His discovery of how cells tag proteins for destruction solved a fundamental mystery of biology, reshaping our understanding of cellular health and disease.
Avram Hershko's scientific journey began in hardship; as a child, he survived World War II in a Hungarian labor camp before emigrating to Israel. That resilience defined his research. In the 1970s and 80s, working with his student Aaron Ciechanover and colleague Irwin Rose, Hershko tackled a basic biological puzzle: how do cells selectively break down damaged or unnecessary proteins? The prevailing wisdom was chaotic. Hershko's team discovered a precise, elegant system—the ubiquitin-proteasome pathway. They identified ubiquitin, a small protein that acts like a molecular 'kiss of death,' tagging other proteins for disposal in a cellular structure called the proteasome. This wasn't just housekeeping; it was a crucial regulatory mechanism governing everything from cell division to DNA repair. The work, which earned the 2004 Nobel Prize in Chemistry, provided the foundation for new cancer therapies, like bortezomib, that target this very system.
1928–1945
Born between the Depression and the end of WWII. Too young to fight, old enough to remember. They became the conformist middle managers of the 1950s — and the civil rights leaders who quietly dismantled Jim Crow.

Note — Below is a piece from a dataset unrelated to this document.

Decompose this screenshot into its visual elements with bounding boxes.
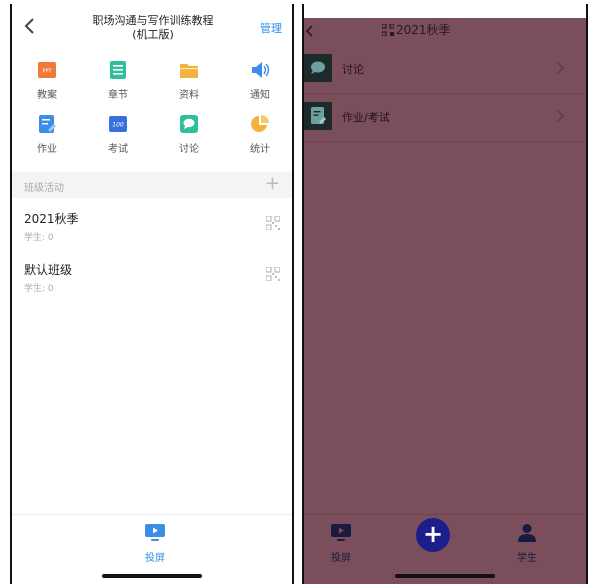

Avram was born in 1937, placing them squarely in The Silent Generation. The events that shaped this generation — world wars, depression, and rapid industrialization — shaped the world they entered and the choices available to them.
The biggest hits of 1937
#1 Movie
Snow White and the Seven Dwarfs
Best Picture
The Life of Emile Zola
The world at every milestone
Hindenburg disaster; Golden Gate Bridge opens
Battle of Midway turns the tide in the Pacific
Korean War begins
DNA structure discovered by Watson and Crick
Rosa Parks refuses to give up her bus seat
NASA founded
Summer of Love in San Francisco; first Super Bowl
Star Wars premieres; Elvis dies
Black Monday stock market crash
Princess Diana dies in Paris car crash; Harry Potter published
iPhone released; Great Recession begins
#MeToo movement; solar eclipse crosses the US
He performed his Nobel-winning research while on sabbatical in the lab of Irwin Rose at the Fox Chase Cancer Center in Philadelphia.
Hershko served as a physician in the Israeli Defense Forces.
He is a professor at the Rappaport Faculty of Medicine at the Technion – Israel Institute of Technology.
“The most important tool in science is not a sophisticated machine, but a prepared mind.”